Prof. Markus Kiefer | Grounded cognition: Foundations of conceptual representations in the sensory and motor systems

Gastvortrag

  • Datum: 04.07.2019
  • Uhrzeit: 11:00 - 12:00
  • Vortragende(r): Prof. Markus Kiefer
  • University of Ulm, Germany
  • Ort: MPI für Kognitions- und Neurowissenschaften
  • Raum: Wilhelm Wundt Raum (A400)
Classical models assume that conceptual knowledge is represented in an amodal format distinct from the sensory and motor systems. More recent models, however, propose that concepts are embodied in the sense that interactions with objects form their conceptual memory traces in distributed sensory or action-related modality-specific systems. In neurophysiological experiments, we show that conceptual tasks activate brain areas involved in the processing of visual, acoustic and action-related conceptual information, even under unconscious viewing conditions rendering imagery unlikely.

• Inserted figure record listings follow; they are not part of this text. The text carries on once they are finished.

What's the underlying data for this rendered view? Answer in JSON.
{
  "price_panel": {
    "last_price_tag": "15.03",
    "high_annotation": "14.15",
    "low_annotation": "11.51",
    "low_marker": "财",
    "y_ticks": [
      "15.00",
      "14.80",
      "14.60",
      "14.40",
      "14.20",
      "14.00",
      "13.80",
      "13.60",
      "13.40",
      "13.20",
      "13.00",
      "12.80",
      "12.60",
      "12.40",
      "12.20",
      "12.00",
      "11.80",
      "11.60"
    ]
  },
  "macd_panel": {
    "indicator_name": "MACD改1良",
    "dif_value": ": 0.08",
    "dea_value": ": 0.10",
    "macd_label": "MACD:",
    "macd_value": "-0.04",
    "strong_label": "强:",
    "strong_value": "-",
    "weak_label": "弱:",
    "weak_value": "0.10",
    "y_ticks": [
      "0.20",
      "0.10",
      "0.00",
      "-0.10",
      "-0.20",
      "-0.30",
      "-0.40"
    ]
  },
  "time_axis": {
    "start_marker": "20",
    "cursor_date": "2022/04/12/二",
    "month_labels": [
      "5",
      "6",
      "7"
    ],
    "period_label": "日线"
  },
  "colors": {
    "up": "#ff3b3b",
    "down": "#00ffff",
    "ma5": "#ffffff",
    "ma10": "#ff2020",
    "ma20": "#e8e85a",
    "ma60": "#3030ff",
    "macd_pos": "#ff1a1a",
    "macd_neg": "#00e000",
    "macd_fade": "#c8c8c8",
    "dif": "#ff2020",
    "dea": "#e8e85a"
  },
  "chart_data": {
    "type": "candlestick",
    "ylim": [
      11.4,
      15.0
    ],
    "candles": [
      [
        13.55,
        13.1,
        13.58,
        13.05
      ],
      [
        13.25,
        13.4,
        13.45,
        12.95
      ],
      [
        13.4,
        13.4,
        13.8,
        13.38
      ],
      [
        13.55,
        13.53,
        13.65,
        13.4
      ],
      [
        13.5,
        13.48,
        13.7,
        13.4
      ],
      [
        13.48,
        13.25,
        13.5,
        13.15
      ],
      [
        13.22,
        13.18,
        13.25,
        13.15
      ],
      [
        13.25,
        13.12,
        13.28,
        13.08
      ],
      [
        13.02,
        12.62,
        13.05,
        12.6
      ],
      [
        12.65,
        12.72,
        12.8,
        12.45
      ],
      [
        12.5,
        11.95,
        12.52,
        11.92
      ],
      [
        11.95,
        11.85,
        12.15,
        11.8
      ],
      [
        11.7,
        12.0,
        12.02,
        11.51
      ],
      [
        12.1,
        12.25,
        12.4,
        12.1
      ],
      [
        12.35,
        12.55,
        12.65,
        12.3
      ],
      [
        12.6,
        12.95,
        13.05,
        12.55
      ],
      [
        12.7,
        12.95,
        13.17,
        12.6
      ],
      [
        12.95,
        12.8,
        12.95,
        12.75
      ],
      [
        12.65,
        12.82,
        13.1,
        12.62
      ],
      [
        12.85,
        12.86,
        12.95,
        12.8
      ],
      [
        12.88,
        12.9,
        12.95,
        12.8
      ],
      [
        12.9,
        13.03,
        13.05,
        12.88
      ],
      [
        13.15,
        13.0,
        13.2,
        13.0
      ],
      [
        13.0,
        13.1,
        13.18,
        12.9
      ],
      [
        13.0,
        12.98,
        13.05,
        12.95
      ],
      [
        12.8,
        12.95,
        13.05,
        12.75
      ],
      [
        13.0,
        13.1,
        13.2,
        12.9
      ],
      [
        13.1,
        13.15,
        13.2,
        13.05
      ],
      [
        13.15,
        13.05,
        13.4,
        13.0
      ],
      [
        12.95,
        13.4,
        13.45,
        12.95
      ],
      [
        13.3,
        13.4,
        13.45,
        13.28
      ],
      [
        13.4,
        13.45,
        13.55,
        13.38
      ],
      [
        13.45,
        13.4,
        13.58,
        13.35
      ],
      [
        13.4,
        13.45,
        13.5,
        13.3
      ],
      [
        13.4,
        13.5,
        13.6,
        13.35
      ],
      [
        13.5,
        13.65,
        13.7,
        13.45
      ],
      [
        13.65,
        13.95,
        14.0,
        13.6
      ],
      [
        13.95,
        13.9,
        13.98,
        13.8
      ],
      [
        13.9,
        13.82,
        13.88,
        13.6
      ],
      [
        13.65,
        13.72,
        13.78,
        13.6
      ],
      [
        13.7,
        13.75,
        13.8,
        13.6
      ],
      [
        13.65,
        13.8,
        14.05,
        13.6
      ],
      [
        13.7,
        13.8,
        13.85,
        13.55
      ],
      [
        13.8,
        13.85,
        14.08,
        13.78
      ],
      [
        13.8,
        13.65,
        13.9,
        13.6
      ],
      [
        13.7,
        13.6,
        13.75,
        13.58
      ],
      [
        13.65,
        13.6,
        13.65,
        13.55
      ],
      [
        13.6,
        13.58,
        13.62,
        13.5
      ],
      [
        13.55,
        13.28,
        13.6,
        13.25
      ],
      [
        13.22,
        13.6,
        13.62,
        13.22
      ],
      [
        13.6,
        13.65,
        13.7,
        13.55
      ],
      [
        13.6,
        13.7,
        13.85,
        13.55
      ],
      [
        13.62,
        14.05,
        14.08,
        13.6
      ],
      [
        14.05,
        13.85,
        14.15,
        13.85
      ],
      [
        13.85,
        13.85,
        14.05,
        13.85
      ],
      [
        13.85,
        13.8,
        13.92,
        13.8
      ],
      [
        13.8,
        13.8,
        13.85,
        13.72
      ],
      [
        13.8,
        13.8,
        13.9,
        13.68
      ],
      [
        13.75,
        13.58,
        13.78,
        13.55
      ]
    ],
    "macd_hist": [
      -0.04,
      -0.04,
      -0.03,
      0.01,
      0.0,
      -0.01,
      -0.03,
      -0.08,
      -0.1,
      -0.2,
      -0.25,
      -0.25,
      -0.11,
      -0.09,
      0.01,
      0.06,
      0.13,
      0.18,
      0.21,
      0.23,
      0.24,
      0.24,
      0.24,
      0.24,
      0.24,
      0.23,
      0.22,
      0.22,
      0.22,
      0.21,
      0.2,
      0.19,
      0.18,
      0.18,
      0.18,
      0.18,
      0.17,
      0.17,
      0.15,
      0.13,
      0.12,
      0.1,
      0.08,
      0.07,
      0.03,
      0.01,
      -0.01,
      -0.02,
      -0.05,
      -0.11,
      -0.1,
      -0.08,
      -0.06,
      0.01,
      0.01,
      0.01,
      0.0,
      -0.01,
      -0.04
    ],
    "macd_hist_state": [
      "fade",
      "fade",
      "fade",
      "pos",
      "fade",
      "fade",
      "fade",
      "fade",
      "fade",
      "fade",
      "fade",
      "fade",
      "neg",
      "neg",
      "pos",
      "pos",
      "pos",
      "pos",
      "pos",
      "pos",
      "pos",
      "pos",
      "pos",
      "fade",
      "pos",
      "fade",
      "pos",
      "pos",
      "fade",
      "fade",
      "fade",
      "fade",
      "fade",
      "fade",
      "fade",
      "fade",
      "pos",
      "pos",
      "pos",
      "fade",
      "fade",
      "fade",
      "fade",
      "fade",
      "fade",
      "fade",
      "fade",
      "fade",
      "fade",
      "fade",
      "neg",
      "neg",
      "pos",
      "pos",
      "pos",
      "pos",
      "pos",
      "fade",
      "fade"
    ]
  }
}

Furthermore, we demonstrate that access to concepts involves a partial reinstatement of brain activity during the perception of objects. Action priming studies in healthy volunteers as well as investigations of brain-damaged patients suggest a functional role of the sensory motor systems in conceptual processing. We observed an involvement of the sensory and motor systems not only in object concepts (e.g., table), but also in abstract concepts (e.g. justice). Both training studies with novel objects, in which new concepts had to be acquired under different sensory-motor interactions, and studies with real objects in experts or deaf individuals revealed experience-dependent brain activity. A conceptual task activated a given sensory and motor area only when participants had rich opportunities to interact with the object through the corresponding sensory and motor channel during concept acquisition. The specificity of activity in sensory and motor areas during conceptual processing, its early onset and anatomical overlap with perceptual processing, its functional role as well as its experience-dependent plasticity strongly suggest that conceptual features are represented in a modality-specific fashion. These findings support the view that both concrete and abstract concepts are grounded in perception and action as a function of the sensory-motor experience during concept acquisition.